Over the next year he tried 24 different prescription drugs, he tried therapy, hypnosis. Nothing worked.
Until one day, the cloud started to lift, for no apparent reason.
It’s a riveting read, and yet a common tale — one that unfortunately very few tell.
Postpartum mood disorders affect 25% of men, according to Randle. 25%!
Yet say “postpartum” and “father” in the same sentence and you’ll get laughed out of the summer, backyard party.
After all, women have the hormonal shifts. They’ve got the legit reasons.

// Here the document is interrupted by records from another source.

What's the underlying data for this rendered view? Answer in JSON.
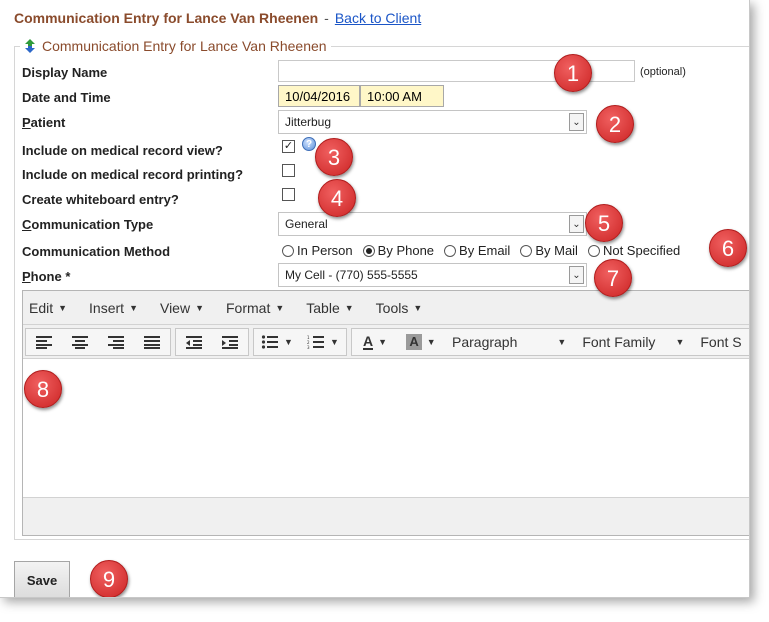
{
  "header": {
    "title": "Communication Entry for Lance Van Rheenen",
    "separator": "-",
    "back_link": "Back to Client"
  },
  "form": {
    "legend": "Communication Entry for Lance Van Rheenen",
    "display_name": {
      "label": "Display Name",
      "value": "",
      "hint": "(optional)"
    },
    "date_time": {
      "label": "Date and Time",
      "date": "10/04/2016",
      "time": "10:00 AM"
    },
    "patient": {
      "label_first": "P",
      "label_rest": "atient",
      "value": "Jitterbug"
    },
    "include_record_view": {
      "label": "Include on medical record view?",
      "checked": true,
      "check_mark": "✓"
    },
    "include_record_printing": {
      "label": "Include on medical record printing?",
      "checked": false
    },
    "whiteboard": {
      "label": "Create whiteboard entry?",
      "checked": false
    },
    "comm_type": {
      "label_first": "C",
      "label_rest": "ommunication Type",
      "value": "General"
    },
    "comm_method": {
      "label": "Communication Method",
      "options": [
        "In Person",
        "By Phone",
        "By Email",
        "By Mail",
        "Not Specified"
      ],
      "selected": "By Phone"
    },
    "phone": {
      "label_first": "P",
      "label_rest": "hone *",
      "value": "My Cell - (770) 555-5555"
    }
  },
  "editor": {
    "menus": [
      "Edit",
      "Insert",
      "View",
      "Format",
      "Table",
      "Tools"
    ],
    "format_dropdowns": [
      "Paragraph",
      "Font Family",
      "Font S"
    ],
    "text_color_glyph": "A",
    "bg_color_glyph": "A"
  },
  "save_label": "Save",
  "markers": [
    "1",
    "2",
    "3",
    "4",
    "5",
    "6",
    "7",
    "8",
    "9"
  ],
  "icons": {
    "select_arrow": "chevron-down-icon",
    "legend": "up-down-arrows-icon",
    "help": "question-mark-icon"
  },
  "colors": {
    "title": "#8a4b2c",
    "link": "#1a55c7",
    "marker": "#d42b2b",
    "highlight_input": "#fff7c8"
  }
}
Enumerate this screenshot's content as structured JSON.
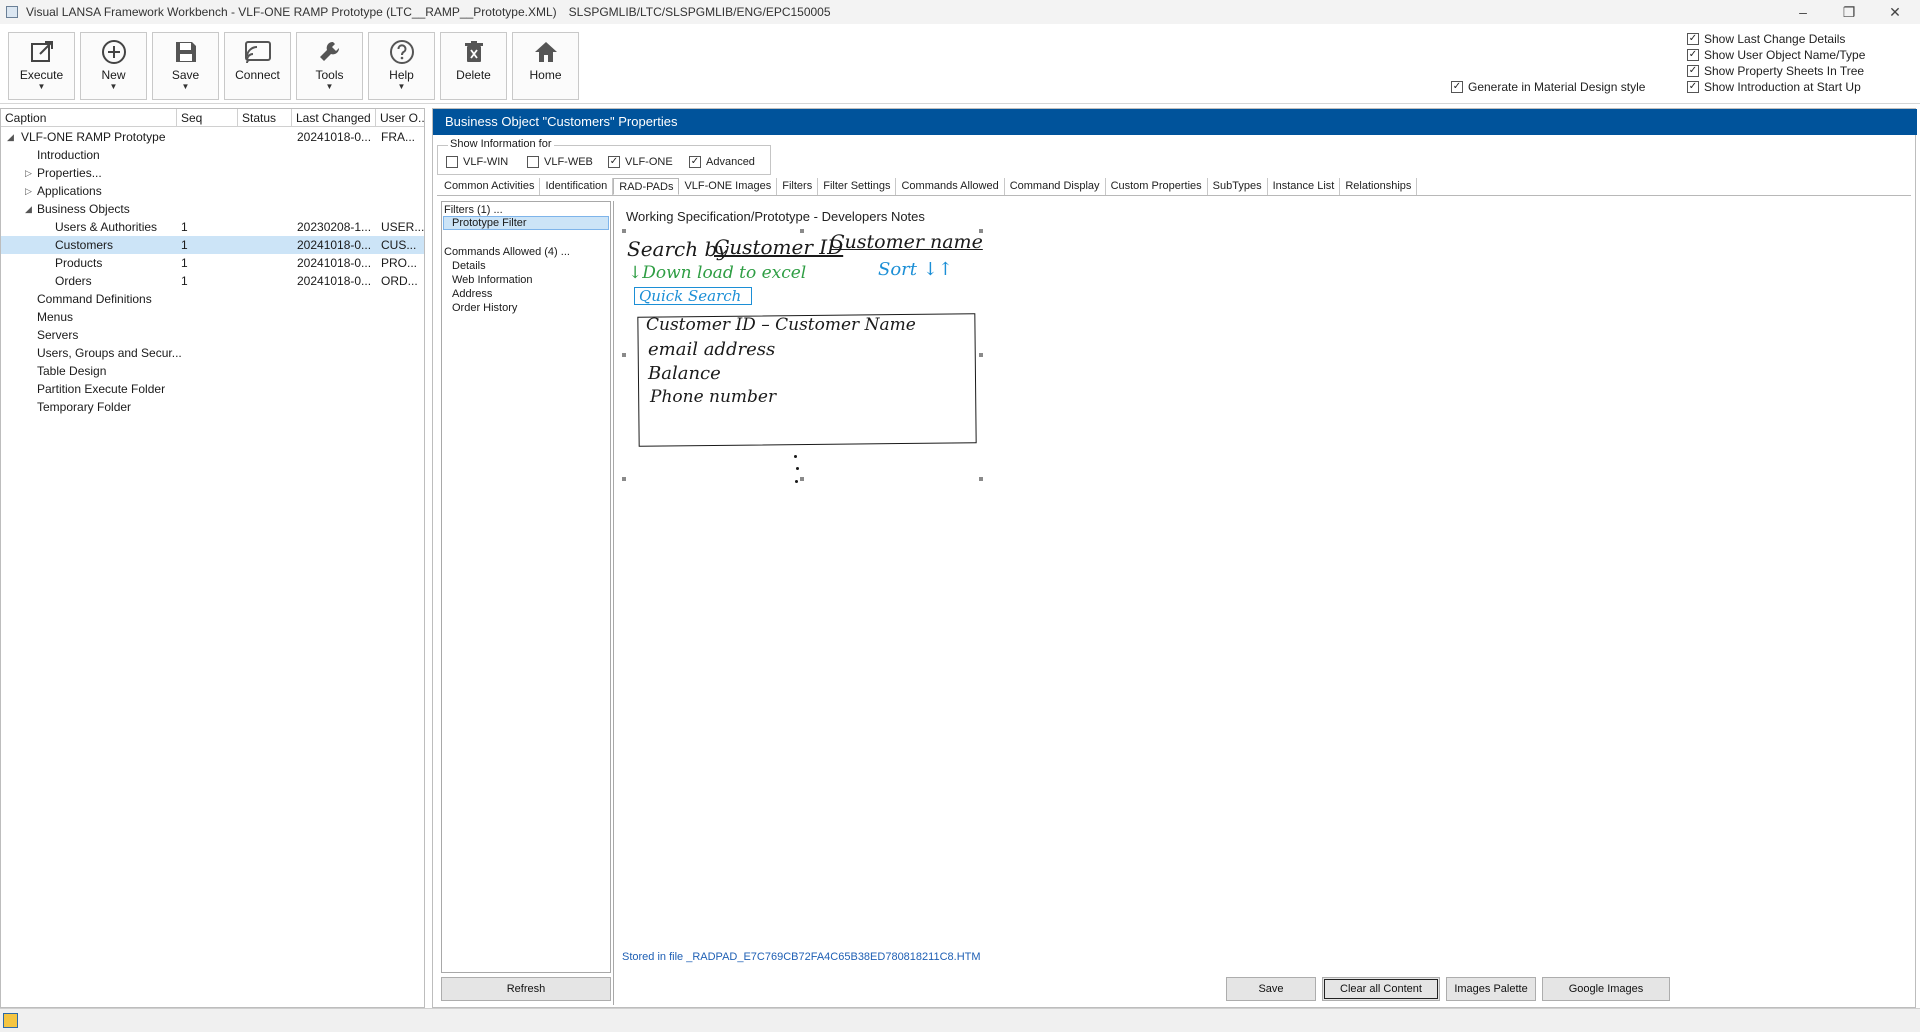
{
  "window": {
    "title": "Visual LANSA Framework Workbench - VLF-ONE RAMP Prototype (LTC__RAMP__Prototype.XML)",
    "path": "SLSPGMLIB/LTC/SLSPGMLIB/ENG/EPC150005"
  },
  "toolbar": {
    "execute": "Execute",
    "new": "New",
    "save": "Save",
    "connect": "Connect",
    "tools": "Tools",
    "help": "Help",
    "delete": "Delete",
    "home": "Home"
  },
  "options": {
    "material_design": "Generate in Material Design style",
    "last_change": "Show Last Change Details",
    "user_object": "Show User Object Name/Type",
    "property_sheets": "Show Property Sheets In Tree",
    "introduction": "Show Introduction at Start Up"
  },
  "tree": {
    "columns": [
      "Caption",
      "Seq",
      "Status",
      "Last Changed",
      "User O..."
    ],
    "rows": [
      {
        "caption": "VLF-ONE RAMP Prototype",
        "expander": "◢",
        "seq": "",
        "changed": "20241018-0...",
        "user": "FRA..."
      },
      {
        "caption": "Introduction",
        "expander": "",
        "seq": "",
        "changed": "",
        "user": ""
      },
      {
        "caption": "Properties...",
        "expander": "▷",
        "seq": "",
        "changed": "",
        "user": ""
      },
      {
        "caption": "Applications",
        "expander": "▷",
        "seq": "",
        "changed": "",
        "user": ""
      },
      {
        "caption": "Business Objects",
        "expander": "◢",
        "seq": "",
        "changed": "",
        "user": ""
      },
      {
        "caption": "Users & Authorities",
        "expander": "",
        "seq": "1",
        "changed": "20230208-1...",
        "user": "USER..."
      },
      {
        "caption": "Customers",
        "expander": "",
        "seq": "1",
        "changed": "20241018-0...",
        "user": "CUS..."
      },
      {
        "caption": "Products",
        "expander": "",
        "seq": "1",
        "changed": "20241018-0...",
        "user": "PRO..."
      },
      {
        "caption": "Orders",
        "expander": "",
        "seq": "1",
        "changed": "20241018-0...",
        "user": "ORD..."
      },
      {
        "caption": "Command Definitions",
        "expander": "",
        "seq": "",
        "changed": "",
        "user": ""
      },
      {
        "caption": "Menus",
        "expander": "",
        "seq": "",
        "changed": "",
        "user": ""
      },
      {
        "caption": "Servers",
        "expander": "",
        "seq": "",
        "changed": "",
        "user": ""
      },
      {
        "caption": "Users, Groups and Secur...",
        "expander": "",
        "seq": "",
        "changed": "",
        "user": ""
      },
      {
        "caption": "Table Design",
        "expander": "",
        "seq": "",
        "changed": "",
        "user": ""
      },
      {
        "caption": "Partition Execute Folder",
        "expander": "",
        "seq": "",
        "changed": "",
        "user": ""
      },
      {
        "caption": "Temporary Folder",
        "expander": "",
        "seq": "",
        "changed": "",
        "user": ""
      }
    ],
    "selected_index": 6
  },
  "properties": {
    "header": "Business Object \"Customers\" Properties",
    "show_info_legend": "Show Information for",
    "show_info": [
      {
        "label": "VLF-WIN",
        "checked": false
      },
      {
        "label": "VLF-WEB",
        "checked": false
      },
      {
        "label": "VLF-ONE",
        "checked": true
      },
      {
        "label": "Advanced",
        "checked": true
      }
    ],
    "tabs": [
      "Common Activities",
      "Identification",
      "RAD-PADs",
      "VLF-ONE Images",
      "Filters",
      "Filter Settings",
      "Commands Allowed",
      "Command Display",
      "Custom Properties",
      "SubTypes",
      "Instance List",
      "Relationships"
    ],
    "active_tab": "RAD-PADs"
  },
  "radpad": {
    "filters_heading": "Filters (1) ...",
    "filter_items": [
      "Prototype Filter"
    ],
    "commands_heading": "Commands Allowed (4) ...",
    "command_items": [
      "Details",
      "Web Information",
      "Address",
      "Order History"
    ],
    "refresh": "Refresh",
    "notes_title": "Working Specification/Prototype - Developers Notes",
    "stored_file": "Stored in file _RADPAD_E7C769CB72FA4C65B38ED780818211C8.HTM",
    "buttons": {
      "save": "Save",
      "clear": "Clear all Content",
      "images_palette": "Images Palette",
      "google_images": "Google Images"
    },
    "sketch": {
      "search_by": "Search by",
      "customer_id": "Customer ID",
      "customer_name": "Customer name",
      "download": "↓Down load to excel",
      "sort": "Sort ↓↑",
      "quick_search": "Quick Search",
      "list_lines": [
        "Customer ID – Customer Name",
        "email address",
        "Balance",
        "Phone number"
      ],
      "colors": {
        "ink": "#1a1a1a",
        "green": "#2f9e44",
        "blue": "#1c8fd6"
      }
    }
  }
}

They’ve got a monopoly on all the partum problems, right?
Well, guess what, guys have significant hormonal shifts too.
Studies show new dads get a bump in estrogen, oxytocin, prolactin and glucocorticoids, and also experience a decrease in testosterone.
But if someone is mocking a dad for being depressed during this time, he’s probably not going to mic-drop them by saying, “Well, dudes, my hormones are changing.”
So he just stays quiet, except not really.
A guy’s anxiety comes out different ways.
As the Wall Street Journal recently noted, anxious men tend to grow irritable, they get all sorts of pains from tense muscles, they can’t sleep, they’re more likely to start abusing drugs.
So that’s what 25% of new dads become, and yet, in public, we’ll probably just continue to complain, chuckling, that there aren’t more diaper changing stations in men’s restrooms to show just how truly chill and how truly much we’ve got this.